В то же время во многих случаях СПП вообще не входит в структуру других психических расстройств и представляет собой отдельную форму отклоняющегося поведения.
Суициды в Интернете
Групповые самоубийства в Интернете являются новой проблемой патологического использования Интернета, первые сообщения о которой появились в первые годы 21 века. Они касались случаев зарегистрированых в Корее, Японии и нидерландов (Cho,
2006; Shibui, 2007; Ozawa - De-Silva, 2010). Высказывалось мнение, что групповые суициды в Интернете связаны с взаимодействием таких факторов как, с одной стороны, нуждаемость в социальном контакте, с другой, в одновременном страхе социального отвержения и изоляции. Сочетание этих внешне взаимоисключающих компонентов очевидно наиболее сильно проявляется в Японии, что обусловлено особой значимостью социального имиджа, когда состояние бытия и личностные переживания индивидуума определяются прежде всего социальным сэлфом, тем как последний воспринимается обществом.
Авторы выделяли в структуре Интернет суицидов в Японии значение присутстствия желания умереть не в одиночестве, а в компании других людей, желание легкой и по-возможному комфортабельной смерти и желание ”исчезнуть”, скорее, чем умереть.
Использование Интернета в Японии еще ранее подвергалось критике в связи с отрицательными эффектами на молодой возраст, в том числе и в связи с содержащейся информацией о различных методах самоубийства. В то же время признавалось положительное
145
влияние Интернета в предоставлении принципиально новой формы коммуникации и “пространства”, в котором люди чувсивуют свою принадлежность.
Появление групповых суицидов в Интернете произошло в
Японии на фоне общего увеличения суицидов, начиная с 1998 года.
Если в 1998 количество самоубийств составляло 18-19 на 100000, то в 2003-24,6. В 2003 суициды были признаны в Японии, стране толерантной к суицидам, специальной проблемой общественного здоровья. Это было связано с тем, что в данном случае были совершенно непонятны причины самоубийств, которые нельзя было объяснить “потерей лица”, экономическими проблемами, неудачей в карьере или серьезным семейным конфликтом.
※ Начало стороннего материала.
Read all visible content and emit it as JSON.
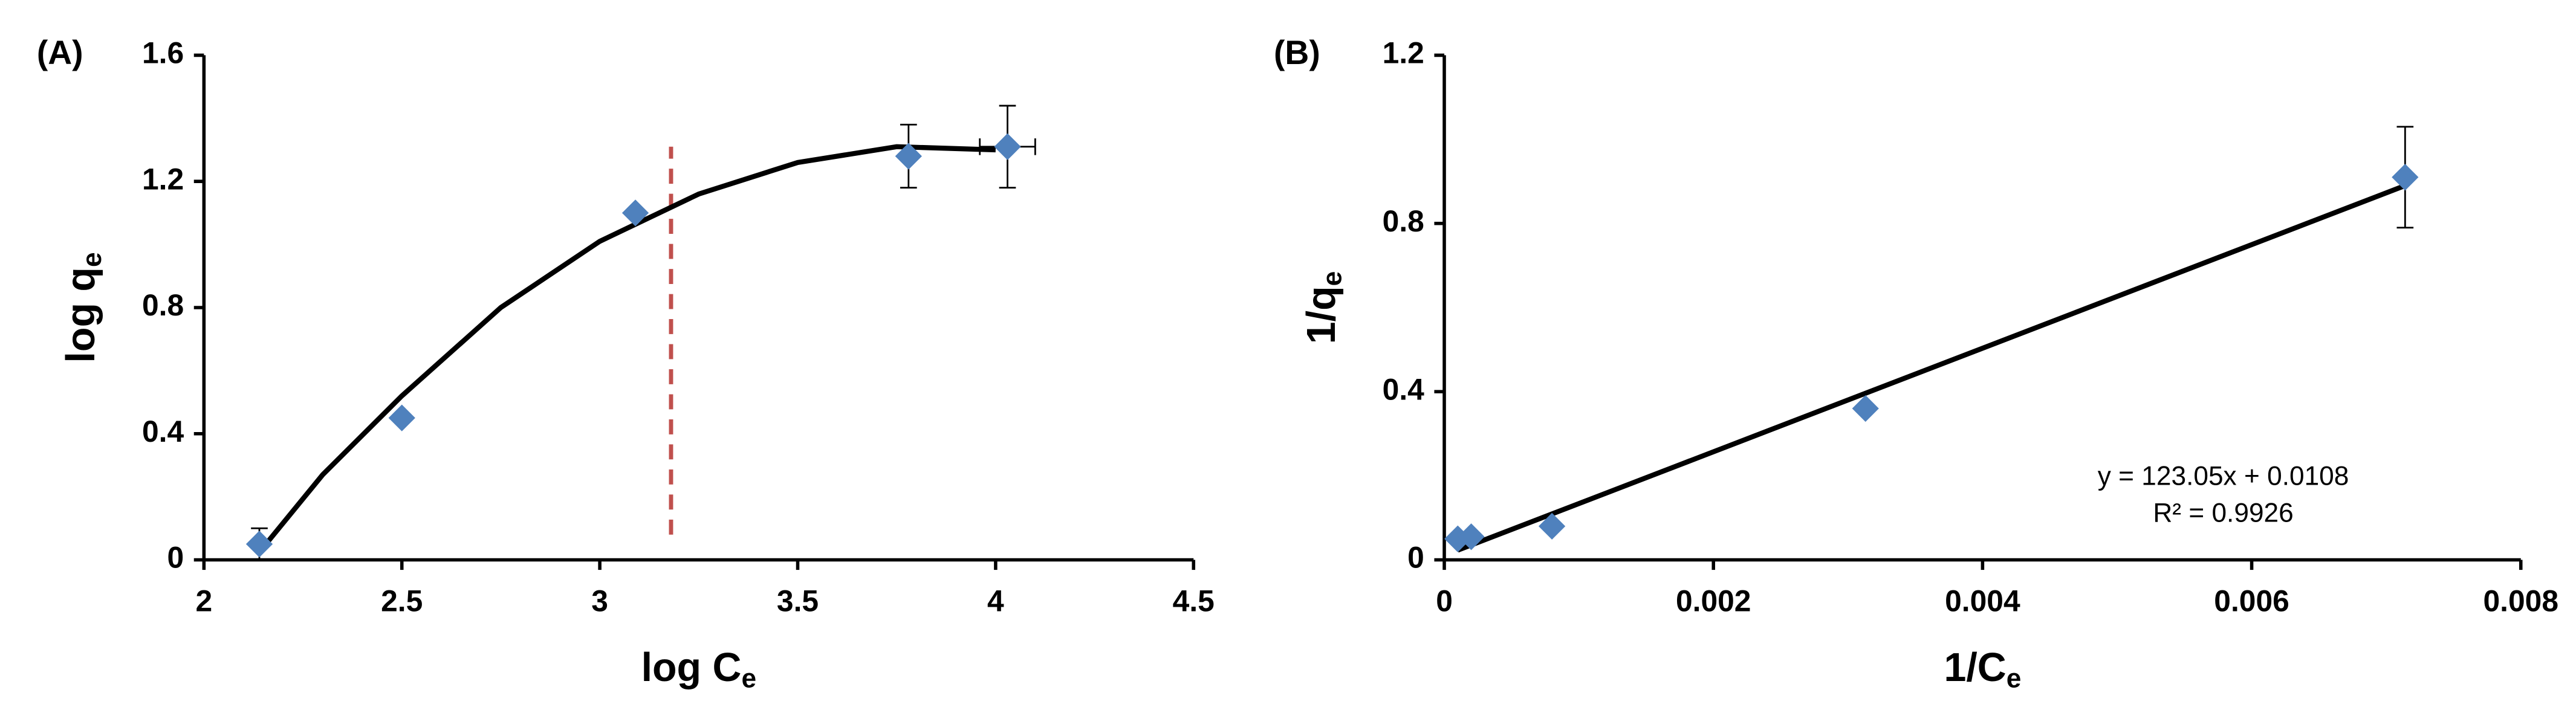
{
  "chart_data": [
    {
      "type": "scatter",
      "panel_label": "(A)",
      "x_label": {
        "text": "log C",
        "sub": "e"
      },
      "y_label": {
        "text": "log q",
        "sub": "e"
      },
      "xlim": [
        2,
        4.5
      ],
      "xticks": [
        2,
        2.5,
        3,
        3.5,
        4,
        4.5
      ],
      "ylim": [
        0,
        1.6
      ],
      "yticks": [
        0,
        0.4,
        0.8,
        1.2,
        1.6
      ],
      "series": [
        {
          "color": "#4f81bd",
          "x": [
            2.14,
            2.5,
            3.09,
            3.78,
            4.03
          ],
          "values": [
            0.05,
            0.45,
            1.1,
            1.28,
            1.31
          ],
          "errors": [
            0.05,
            null,
            null,
            0.1,
            0.13
          ],
          "xerrors": [
            null,
            null,
            null,
            null,
            0.07
          ]
        }
      ],
      "trendline": {
        "color": "#000000",
        "x": [
          2.15,
          2.3,
          2.5,
          2.75,
          3.0,
          3.25,
          3.5,
          3.75,
          4.0
        ],
        "y": [
          0.04,
          0.27,
          0.52,
          0.8,
          1.01,
          1.16,
          1.26,
          1.31,
          1.3
        ]
      },
      "vline": {
        "color": "#c0504d",
        "x": 3.18,
        "y": [
          0.08,
          1.31
        ]
      }
    },
    {
      "type": "scatter",
      "panel_label": "(B)",
      "x_label": {
        "text": "1/C",
        "sub": "e"
      },
      "y_label": {
        "text": "1/q",
        "sub": "e"
      },
      "xlim": [
        0,
        0.008
      ],
      "xticks": [
        0,
        0.002,
        0.004,
        0.006,
        0.008
      ],
      "ylim": [
        0,
        1.2
      ],
      "yticks": [
        0,
        0.4,
        0.8,
        1.2
      ],
      "series": [
        {
          "color": "#4f81bd",
          "x": [
            0.0001,
            0.0002,
            0.0008,
            0.00313,
            0.00714
          ],
          "values": [
            0.05,
            0.055,
            0.08,
            0.36,
            0.91
          ],
          "errors": [
            null,
            null,
            null,
            null,
            0.12
          ],
          "xerrors": [
            null,
            null,
            null,
            null,
            null
          ]
        }
      ],
      "trendline": {
        "color": "#000000",
        "x": [
          0.0001,
          0.00714
        ],
        "y": [
          0.023,
          0.89
        ]
      },
      "annotations": [
        "y = 123.05x + 0.0108",
        "R² = 0.9926"
      ]
    }
  ]
}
Особенно пугающим было фактическое отсутствие, вообще, каких-либо устанавливаемых причин, в том числе и констатации психических нарушений.
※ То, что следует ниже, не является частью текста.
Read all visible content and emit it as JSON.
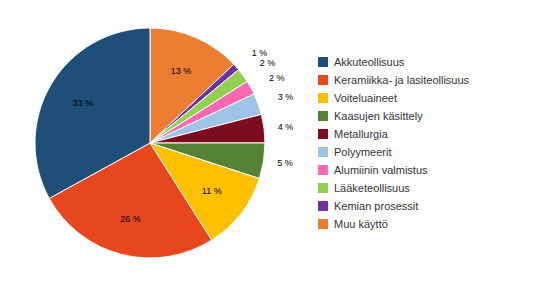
{
  "chart_data": {
    "type": "pie",
    "categories": [
      "Muu käyttö",
      "Kemian prosessit",
      "Lääketeollisuus",
      "Alumiinin valmistus",
      "Polyymeerit",
      "Metallurgia",
      "Kaasujen käsittely",
      "Voiteluaineet",
      "Keramiikka- ja lasiteollisuus",
      "Akkuteollisuus"
    ],
    "values": [
      13,
      1,
      2,
      2,
      3,
      4,
      5,
      11,
      26,
      33
    ],
    "value_labels": [
      "13 %",
      "1 %",
      "2 %",
      "2 %",
      "3 %",
      "4 %",
      "5 %",
      "11 %",
      "26 %",
      "33 %"
    ],
    "colors": [
      "#ED7D31",
      "#7030A0",
      "#92D050",
      "#FF69B4",
      "#9DC3E6",
      "#7B0D1E",
      "#548235",
      "#FFC000",
      "#E8471E",
      "#1F4E79"
    ],
    "data_labels": true,
    "legend": "right"
  }
}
Участники незавершенных Интернет групповых самоубийств испытывали большие затруднения в попытках определить конкретный повод суицидального поведения.
При психологическом интервьюировании их ответы сводились к короткому повествованию о том, что им «было как-то скучно»; что им «было все равно жить или умереть», что им «хотелось не умереть, а скорее, просто исчезнуть».
У всех Интернет самоубийц не только не наблюдалось триады самоубийства Durkheim’а (1951), включающую желание умереть, желание убить себя и желание быть убитым, но нельзя было сколько- нибудь убедительно констатировать даже наличие одного из компонентов триады- желания умереть. Подчеркивалось, что интелектуальные рефлексивные самоубийцы испытывали неверенность в оценке их поведения, используя термин “желание”.